I actually finished a bible-in-a-year plan last year, made possible by the Reading Plan app. I would like to say that it was my joy in the process that made me finish, but the reality is that there were days when it was a “check off the list” thing, and those little notification badges were a good reminder/motivator. But, list item or not, the week by week immersion in the big story of the Bible was just what I needed in 2016, and I am grateful. My “reading” was a combination of print, audio (the Audible Listener’s Bible), and digital (ESV iphone app – which also has audio).
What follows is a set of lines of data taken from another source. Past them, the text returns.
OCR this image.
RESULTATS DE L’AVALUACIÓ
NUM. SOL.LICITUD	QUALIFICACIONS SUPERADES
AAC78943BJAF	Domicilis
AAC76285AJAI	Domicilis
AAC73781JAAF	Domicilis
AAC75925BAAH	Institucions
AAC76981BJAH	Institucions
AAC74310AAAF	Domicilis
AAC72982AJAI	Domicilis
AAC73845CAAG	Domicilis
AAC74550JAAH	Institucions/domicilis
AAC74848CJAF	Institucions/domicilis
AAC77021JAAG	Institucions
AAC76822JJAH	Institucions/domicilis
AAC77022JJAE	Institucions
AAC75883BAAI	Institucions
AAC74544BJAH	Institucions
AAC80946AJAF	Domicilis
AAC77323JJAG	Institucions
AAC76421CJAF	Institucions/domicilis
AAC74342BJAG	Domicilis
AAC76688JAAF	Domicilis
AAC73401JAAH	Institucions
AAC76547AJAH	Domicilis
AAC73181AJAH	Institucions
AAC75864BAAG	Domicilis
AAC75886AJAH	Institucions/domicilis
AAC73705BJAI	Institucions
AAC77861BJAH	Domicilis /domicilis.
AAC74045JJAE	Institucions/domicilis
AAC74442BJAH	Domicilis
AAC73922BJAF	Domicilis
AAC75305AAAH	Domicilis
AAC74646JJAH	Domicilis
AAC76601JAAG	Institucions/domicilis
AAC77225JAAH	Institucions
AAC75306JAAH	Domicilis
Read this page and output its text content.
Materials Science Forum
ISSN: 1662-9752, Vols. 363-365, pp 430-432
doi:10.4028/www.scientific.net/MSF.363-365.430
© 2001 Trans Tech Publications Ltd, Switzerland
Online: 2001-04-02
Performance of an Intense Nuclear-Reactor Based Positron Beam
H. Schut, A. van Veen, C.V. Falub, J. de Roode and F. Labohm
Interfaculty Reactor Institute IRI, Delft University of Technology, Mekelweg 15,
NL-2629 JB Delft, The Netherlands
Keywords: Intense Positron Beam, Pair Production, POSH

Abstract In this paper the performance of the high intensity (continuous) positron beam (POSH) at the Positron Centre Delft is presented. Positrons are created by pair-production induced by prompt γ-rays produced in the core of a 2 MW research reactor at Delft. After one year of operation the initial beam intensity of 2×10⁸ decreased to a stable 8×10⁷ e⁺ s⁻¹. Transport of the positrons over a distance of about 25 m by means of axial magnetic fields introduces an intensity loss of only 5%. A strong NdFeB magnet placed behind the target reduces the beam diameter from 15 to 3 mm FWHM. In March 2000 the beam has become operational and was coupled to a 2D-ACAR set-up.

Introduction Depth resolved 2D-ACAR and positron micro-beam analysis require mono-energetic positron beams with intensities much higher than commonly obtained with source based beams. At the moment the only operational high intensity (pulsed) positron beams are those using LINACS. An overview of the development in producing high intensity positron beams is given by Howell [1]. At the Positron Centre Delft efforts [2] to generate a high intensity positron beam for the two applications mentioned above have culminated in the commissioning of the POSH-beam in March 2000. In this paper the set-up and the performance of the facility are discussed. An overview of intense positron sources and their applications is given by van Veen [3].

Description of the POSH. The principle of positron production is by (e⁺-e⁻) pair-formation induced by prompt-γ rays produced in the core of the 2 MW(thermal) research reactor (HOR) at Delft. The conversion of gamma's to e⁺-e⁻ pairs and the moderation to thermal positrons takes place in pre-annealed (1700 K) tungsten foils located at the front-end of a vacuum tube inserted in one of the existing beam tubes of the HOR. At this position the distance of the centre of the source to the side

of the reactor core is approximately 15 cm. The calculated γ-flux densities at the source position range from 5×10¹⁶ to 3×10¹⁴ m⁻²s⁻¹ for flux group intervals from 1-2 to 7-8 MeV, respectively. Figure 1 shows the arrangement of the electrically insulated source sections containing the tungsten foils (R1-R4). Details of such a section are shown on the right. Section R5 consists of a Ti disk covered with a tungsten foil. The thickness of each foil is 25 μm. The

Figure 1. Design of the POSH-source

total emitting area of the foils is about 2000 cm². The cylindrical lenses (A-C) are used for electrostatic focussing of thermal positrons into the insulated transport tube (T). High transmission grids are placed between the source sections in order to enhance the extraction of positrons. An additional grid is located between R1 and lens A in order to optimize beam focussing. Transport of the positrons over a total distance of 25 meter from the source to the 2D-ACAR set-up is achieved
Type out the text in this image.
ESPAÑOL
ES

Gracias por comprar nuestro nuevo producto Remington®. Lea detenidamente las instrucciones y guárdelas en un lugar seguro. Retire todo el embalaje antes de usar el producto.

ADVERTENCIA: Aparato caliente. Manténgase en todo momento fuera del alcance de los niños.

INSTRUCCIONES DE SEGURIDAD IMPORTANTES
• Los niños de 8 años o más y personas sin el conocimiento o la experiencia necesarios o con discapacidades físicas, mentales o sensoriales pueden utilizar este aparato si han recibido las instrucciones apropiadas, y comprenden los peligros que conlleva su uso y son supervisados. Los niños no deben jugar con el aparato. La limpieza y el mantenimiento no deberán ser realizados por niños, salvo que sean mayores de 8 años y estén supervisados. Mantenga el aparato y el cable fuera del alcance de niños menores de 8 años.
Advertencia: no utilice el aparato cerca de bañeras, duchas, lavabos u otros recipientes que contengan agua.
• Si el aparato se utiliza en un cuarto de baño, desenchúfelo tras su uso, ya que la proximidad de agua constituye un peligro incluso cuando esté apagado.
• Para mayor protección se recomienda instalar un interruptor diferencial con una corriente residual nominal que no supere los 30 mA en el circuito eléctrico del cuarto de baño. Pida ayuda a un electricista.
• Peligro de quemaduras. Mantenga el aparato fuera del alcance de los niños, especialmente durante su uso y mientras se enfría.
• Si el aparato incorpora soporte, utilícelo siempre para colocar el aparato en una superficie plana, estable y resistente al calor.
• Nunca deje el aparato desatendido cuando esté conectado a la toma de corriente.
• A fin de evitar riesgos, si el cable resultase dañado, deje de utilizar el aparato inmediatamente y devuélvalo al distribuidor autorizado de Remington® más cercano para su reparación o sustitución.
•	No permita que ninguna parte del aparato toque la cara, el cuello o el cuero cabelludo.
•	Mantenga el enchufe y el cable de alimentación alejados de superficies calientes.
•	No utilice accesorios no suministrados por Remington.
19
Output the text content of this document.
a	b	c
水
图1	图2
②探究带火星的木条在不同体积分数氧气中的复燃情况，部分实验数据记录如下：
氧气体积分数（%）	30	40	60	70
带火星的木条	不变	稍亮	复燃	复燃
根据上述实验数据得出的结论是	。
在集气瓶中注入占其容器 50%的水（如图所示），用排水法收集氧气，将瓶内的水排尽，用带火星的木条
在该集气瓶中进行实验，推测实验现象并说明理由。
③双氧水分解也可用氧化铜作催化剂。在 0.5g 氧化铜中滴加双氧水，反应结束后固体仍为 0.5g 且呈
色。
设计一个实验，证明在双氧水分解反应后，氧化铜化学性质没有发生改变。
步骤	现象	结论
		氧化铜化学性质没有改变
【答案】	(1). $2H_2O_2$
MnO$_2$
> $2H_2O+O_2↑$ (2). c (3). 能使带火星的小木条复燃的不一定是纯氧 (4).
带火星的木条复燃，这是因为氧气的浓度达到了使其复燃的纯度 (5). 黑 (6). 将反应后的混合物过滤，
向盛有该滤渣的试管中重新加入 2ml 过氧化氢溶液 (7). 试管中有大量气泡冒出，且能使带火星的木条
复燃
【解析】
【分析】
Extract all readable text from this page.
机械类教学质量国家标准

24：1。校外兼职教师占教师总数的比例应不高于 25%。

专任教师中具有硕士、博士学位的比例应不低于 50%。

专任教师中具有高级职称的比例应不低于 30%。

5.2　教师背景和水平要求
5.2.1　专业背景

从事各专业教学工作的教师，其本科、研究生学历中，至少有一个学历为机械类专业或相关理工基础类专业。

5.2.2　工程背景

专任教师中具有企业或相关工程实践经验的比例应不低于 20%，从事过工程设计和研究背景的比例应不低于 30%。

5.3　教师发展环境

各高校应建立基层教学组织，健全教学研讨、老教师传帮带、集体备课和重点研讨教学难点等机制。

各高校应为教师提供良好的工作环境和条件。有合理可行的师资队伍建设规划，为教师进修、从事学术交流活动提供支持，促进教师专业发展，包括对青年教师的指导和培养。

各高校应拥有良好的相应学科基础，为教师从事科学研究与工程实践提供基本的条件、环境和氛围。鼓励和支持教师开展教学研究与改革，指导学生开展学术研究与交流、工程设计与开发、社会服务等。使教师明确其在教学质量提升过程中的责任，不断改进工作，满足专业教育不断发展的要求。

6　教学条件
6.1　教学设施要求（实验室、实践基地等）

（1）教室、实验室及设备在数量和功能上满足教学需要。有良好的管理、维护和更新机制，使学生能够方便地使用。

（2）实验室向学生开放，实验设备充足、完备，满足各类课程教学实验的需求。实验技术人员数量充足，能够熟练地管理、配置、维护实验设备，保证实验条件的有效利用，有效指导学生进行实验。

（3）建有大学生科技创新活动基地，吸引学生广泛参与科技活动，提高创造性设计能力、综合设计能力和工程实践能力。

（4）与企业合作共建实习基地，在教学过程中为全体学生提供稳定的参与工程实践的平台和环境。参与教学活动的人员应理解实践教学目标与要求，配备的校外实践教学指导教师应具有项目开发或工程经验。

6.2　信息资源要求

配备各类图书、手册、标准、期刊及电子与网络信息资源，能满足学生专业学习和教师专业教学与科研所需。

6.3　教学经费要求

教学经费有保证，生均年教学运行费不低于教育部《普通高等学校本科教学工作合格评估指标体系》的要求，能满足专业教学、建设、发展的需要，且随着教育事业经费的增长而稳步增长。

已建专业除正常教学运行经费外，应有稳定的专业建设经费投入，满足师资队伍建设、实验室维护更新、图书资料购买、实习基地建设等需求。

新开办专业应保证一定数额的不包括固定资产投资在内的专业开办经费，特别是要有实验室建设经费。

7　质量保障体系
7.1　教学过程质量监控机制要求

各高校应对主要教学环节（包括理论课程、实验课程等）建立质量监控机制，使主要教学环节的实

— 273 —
But this year, I want to slow down a bit. I had several things in mind for my bible/devotional reading. First, I wanted to linger and meditate on much shorter passages of Scripture. Second, I wanted to copy entire passages like the kings of old. Third, I wanted to make progress on the stack of devotional reading in my to-read pile. Finally, (not quite so spiritual), I wanted to work in some Latin translation so I don’t lose my hard-won almost-but-not-quite-fluency, and maybe move it into the straight up almost-fluency category this year, especially after reading this article from a Westminster Seminary prof. He’s talking about Greek, but it applies equally well to Latin.
All that to say, for my bible/devotional time, I am doing a variation of the plan outlined in this Gospel Coalition article. I am starting with Psalm 119 for the month of January, and using the idea of 10 readings for each section of the poem: Aleph, Beth, etc. (22 all told; one for each letter of the Hebrew alphabet since it’s an acrostic poem). So far, this has been my daily practice for each passage:
- Read aloud 1-2 times in English Standard Version
- Read aloud or listen 2-3 times in King James Version (Tecarta Bible app works pretty well for this, as I don’t have a print copy of the KJV that is not falling apart, and have not been able to find a nice slimline leather one—any suggestions are welcome!)
- Read aloud twice from the Latin Vulgate
- Translate as I read once more, using Latin Dictionary and other resources as needed
- Copy the passage (or key verses) in Latin
- Read aloud once more in Latin, then in King James
I know it all sounds very academic, but it does yield some lovely insights. Yesterday, I circled all the Latin words for the Scriptures: verba tua, praecepta, mandata, testimoniorum, and this gem: eloquium. I also learned that the verb translatd sought in KJV and ESV is exquisivi in Latin. Much to meditate upon!
I finish my time by reading a chapter or a section from a devotional book, currently Words of Delight, A Literary Approach to the Bible, by Leland Ryken. Others in my stack: None Like Him, The Rare Jewel of Christian Contentment, and Desiring the Kingdom.
After January, I plan to choose another book and work through passages in this same way. I do like the idea of a full read-through or two of a given book before diving in, though, so I think I will try to incorporate that as well. If I find that I need more structure, the Epistles 10×4 plan looks promising.